The Ford Maverick in that picture is what caught my attention. That’s Bob Barker on the Price Is Right in 1974. A closer look reveals a Mercury tag on the front bumper, meaning that’s basically a Maverick rebadged as a Mercury Comet. From 1960 to 65 the Comet was based on the Ford Falcon platform. In 1966 the Comet grew to a mid-size car based on the Fairlane. There was no Comet in 1970 but the name was brought back in 1971, again as a compact car, based on the Ford Maverick. Today Ford Maverick is a small pickup truck, electric Mustangs are a thing and Mercury no longer exists. What a world.

Is Red Lobster done? The company did file for bankruptcy this week which came as no surprise. Sometimes a change in ownership does a company a lot of good. When a company gets passed around from one parent company to another, that’s never a good sign. Sometimes when a company or brand is failing, and the owners don’t know exactly what to do, they try anything. Or maybe several things. Sometimes everything at once. One way Red Lobster generated revenue was by selling off its real estate. But then they had to rent the same buildings they just sold. This seemed like a good idea to someone at the time. Making the unlimited shrimp for $20 deal permanent was an attempt to get people in the door, and it did.
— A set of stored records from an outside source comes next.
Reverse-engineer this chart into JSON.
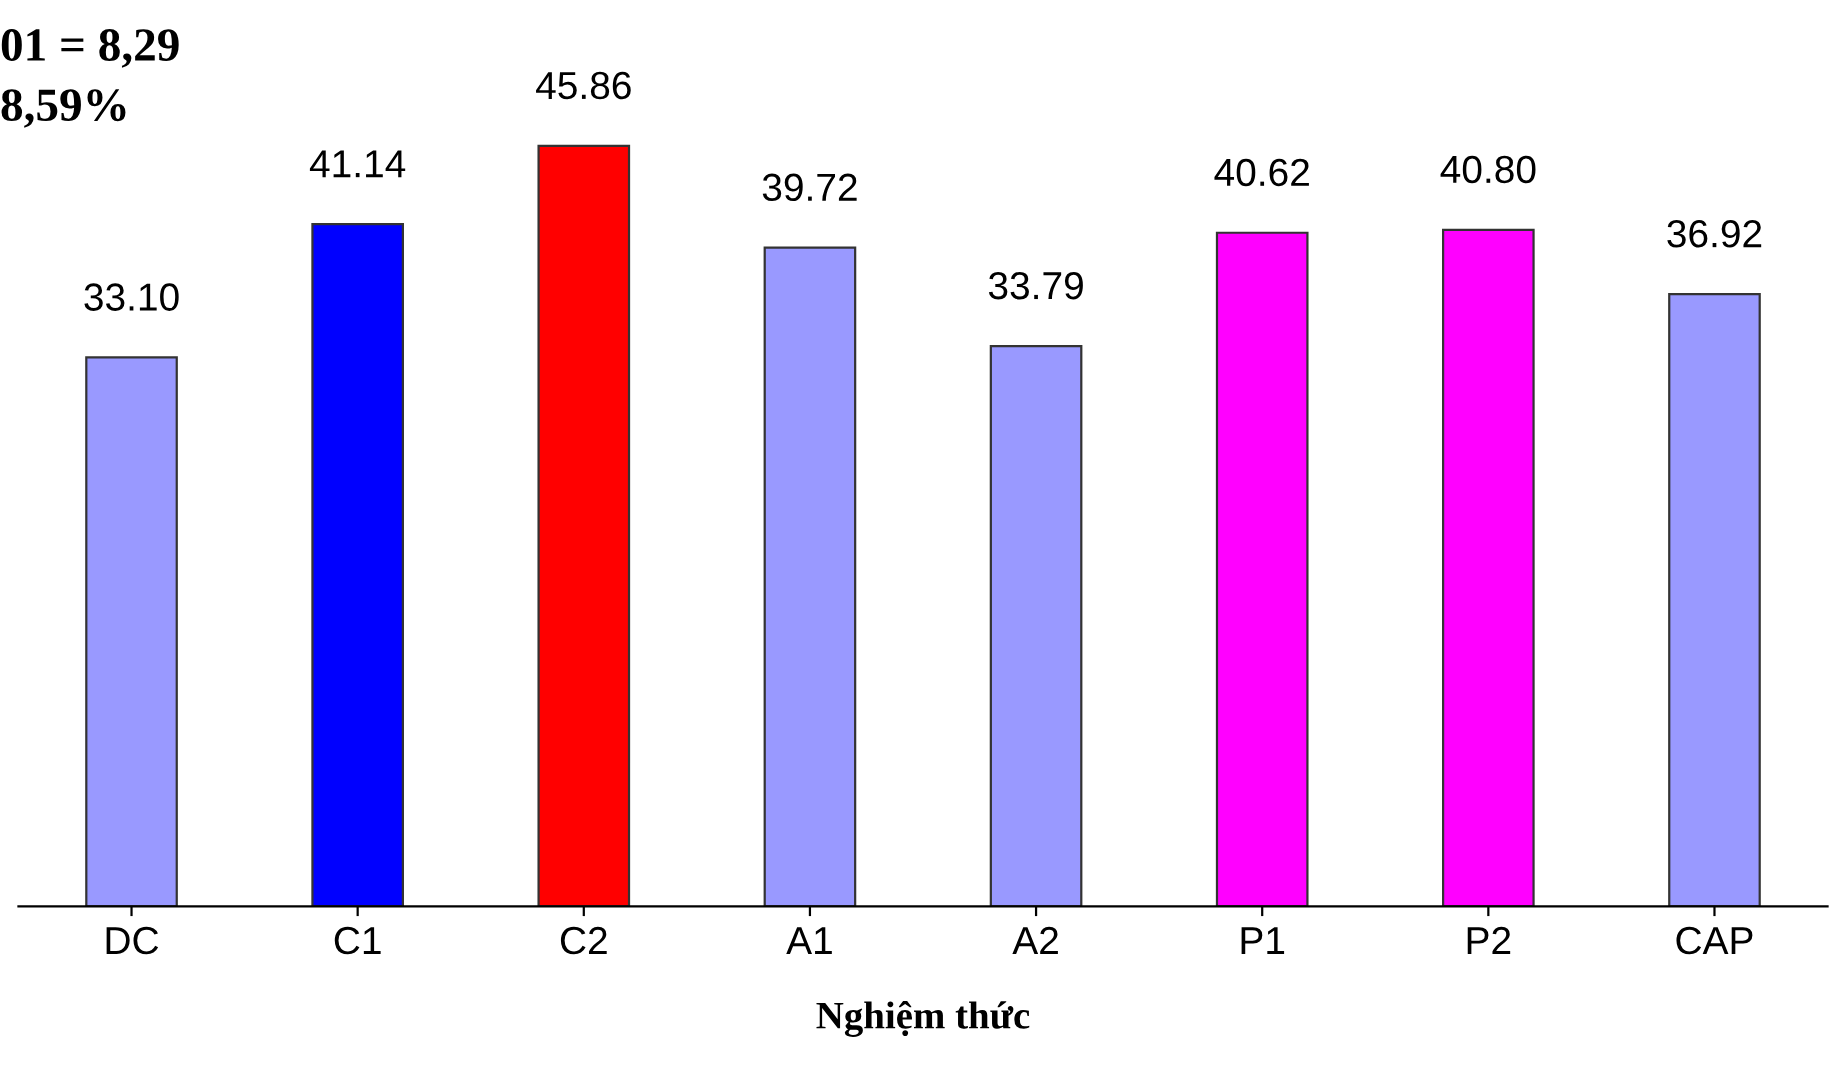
{
  "chart_data": {
    "type": "bar",
    "xlabel": "Nghiệm thức",
    "categories": [
      "DC",
      "C1",
      "C2",
      "A1",
      "A2",
      "P1",
      "P2",
      "CAP"
    ],
    "values": [
      33.1,
      41.14,
      45.86,
      39.72,
      33.79,
      40.62,
      40.8,
      36.92
    ],
    "value_labels": [
      "33.10",
      "41.14",
      "45.86",
      "39.72",
      "33.79",
      "40.62",
      "40.80",
      "36.92"
    ],
    "colors": [
      "#9999ff",
      "#0000ff",
      "#ff0000",
      "#9999ff",
      "#9999ff",
      "#ff00ff",
      "#ff00ff",
      "#9999ff"
    ],
    "annotations": [
      "01 = 8,29",
      "8,59%"
    ],
    "grid": false,
    "legend": false
  }
}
But many of those people ate massive quantities of shrimp and ordered little or nothing else. A loss leader is a sale item that attracts attention but does not make a profit. That promotion resulted in $11 million loss in just a single quarter.
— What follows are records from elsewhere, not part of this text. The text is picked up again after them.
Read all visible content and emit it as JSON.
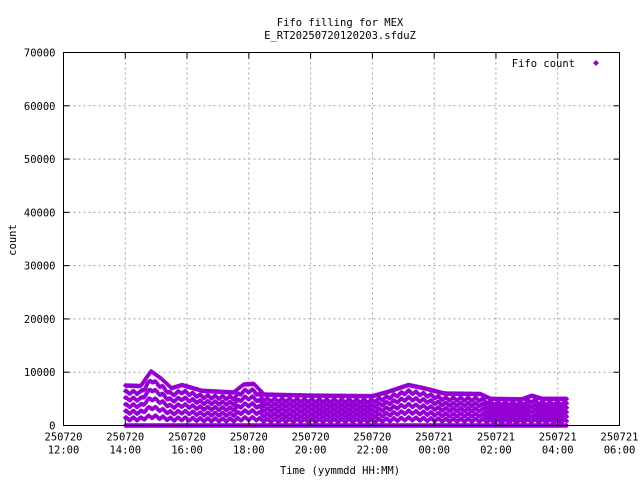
{
  "chart_data": {
    "type": "scatter",
    "title": "Fifo filling for MEX",
    "subtitle": "E_RT20250720120203.sfduZ",
    "xlabel": "Time (yymmdd HH:MM)",
    "ylabel": "count",
    "xlim": [
      "2025-07-20 12:00",
      "2025-07-21 06:00"
    ],
    "ylim": [
      0,
      70000
    ],
    "x_ticks": [
      {
        "date": "250720",
        "time": "12:00"
      },
      {
        "date": "250720",
        "time": "14:00"
      },
      {
        "date": "250720",
        "time": "16:00"
      },
      {
        "date": "250720",
        "time": "18:00"
      },
      {
        "date": "250720",
        "time": "20:00"
      },
      {
        "date": "250720",
        "time": "22:00"
      },
      {
        "date": "250721",
        "time": "00:00"
      },
      {
        "date": "250721",
        "time": "02:00"
      },
      {
        "date": "250721",
        "time": "04:00"
      },
      {
        "date": "250721",
        "time": "06:00"
      }
    ],
    "y_ticks": [
      "0",
      "10000",
      "20000",
      "30000",
      "40000",
      "50000",
      "60000",
      "70000"
    ],
    "grid": true,
    "legend_position": "top-right",
    "series": [
      {
        "name": "Fifo count",
        "color": "#9400d3",
        "marker": "diamond",
        "x_start": "2025-07-20 14:00",
        "x_end": "2025-07-21 04:18",
        "envelope_points": [
          {
            "x": "2025-07-20 14:00",
            "y": 7500
          },
          {
            "x": "2025-07-20 14:30",
            "y": 7400
          },
          {
            "x": "2025-07-20 14:50",
            "y": 10200
          },
          {
            "x": "2025-07-20 15:10",
            "y": 8800
          },
          {
            "x": "2025-07-20 15:30",
            "y": 7000
          },
          {
            "x": "2025-07-20 15:50",
            "y": 7600
          },
          {
            "x": "2025-07-20 16:30",
            "y": 6500
          },
          {
            "x": "2025-07-20 17:30",
            "y": 6200
          },
          {
            "x": "2025-07-20 17:50",
            "y": 7700
          },
          {
            "x": "2025-07-20 18:10",
            "y": 7800
          },
          {
            "x": "2025-07-20 18:30",
            "y": 5800
          },
          {
            "x": "2025-07-20 20:00",
            "y": 5600
          },
          {
            "x": "2025-07-20 22:00",
            "y": 5500
          },
          {
            "x": "2025-07-20 22:30",
            "y": 6300
          },
          {
            "x": "2025-07-20 23:10",
            "y": 7600
          },
          {
            "x": "2025-07-20 23:40",
            "y": 7000
          },
          {
            "x": "2025-07-21 00:20",
            "y": 6000
          },
          {
            "x": "2025-07-21 01:30",
            "y": 5900
          },
          {
            "x": "2025-07-21 01:50",
            "y": 5000
          },
          {
            "x": "2025-07-21 02:50",
            "y": 4900
          },
          {
            "x": "2025-07-21 03:10",
            "y": 5600
          },
          {
            "x": "2025-07-21 03:30",
            "y": 5000
          },
          {
            "x": "2025-07-21 04:18",
            "y": 5000
          }
        ],
        "band_count": 6
      }
    ]
  }
}
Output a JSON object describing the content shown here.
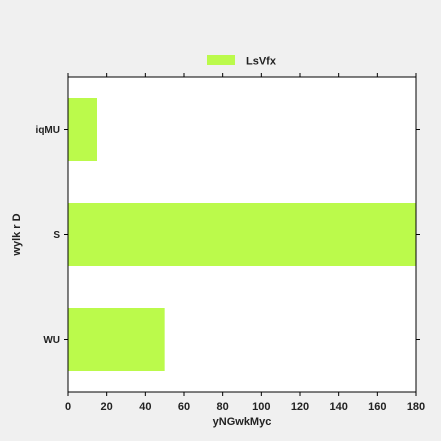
{
  "chart_data": {
    "type": "bar",
    "orientation": "horizontal",
    "categories": [
      "WU",
      "S",
      "iqMU"
    ],
    "series": [
      {
        "name": "LsVfx",
        "values": [
          50,
          180,
          15
        ],
        "color": "#bbfa4b"
      }
    ],
    "xlabel": "yNGwkMyc",
    "ylabel": "wylk r D",
    "xlim": [
      0,
      180
    ],
    "xticks": [
      0,
      20,
      40,
      60,
      80,
      100,
      120,
      140,
      160,
      180
    ],
    "grid": false,
    "legend": "top-center"
  }
}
Red Lobster currently operates 551 locations in the U.S. and 27 restaurants in Canada. Another 100 or so may be closing soon but the goal at this time is restructuring in a way that keeps most locations open and returns the brand to profitability.

Just because we don’t know exactly how the pyramids were built doesn’t mean it was aliens. Actually the discovery of a lost branch of the Nile River may shed some light into how materials were moved into place. Satellite imagery and geological surveys have offered confirmation of what many long suspected, that the location of the Nile River has shifted since ancient times. Read the full story at Baptist Press.

This exercise demonstrates how meaning changes based on which word in the sentence is emphasized. It would be easy to do when speaking but we all know when text messaging that it’s hard to indicate tone. I have often said there is desperate need for a sarcasm font. There was a meme going around that said in a thousand years the anthropologists studying our time period won’t know the difference between a butt dial and a booty call, and that’s what makes interpreting the biblical text difficult.

Mortgage rates are through the roof. Instead of a tiny home, this person built only a roof. Or maybe they live in an attic? I would like to talk about things going in the news and the world around us but from now and until November I am trying to avoid saying anything about the presidential election at all. It consumes so much of the news cycle on a daily basis that it’s hard to learn about anything else. So please enjoy this collection of weird buildings from around the world. Maybe you’ve seen some these edifices before, or maybe it’s just deja vu.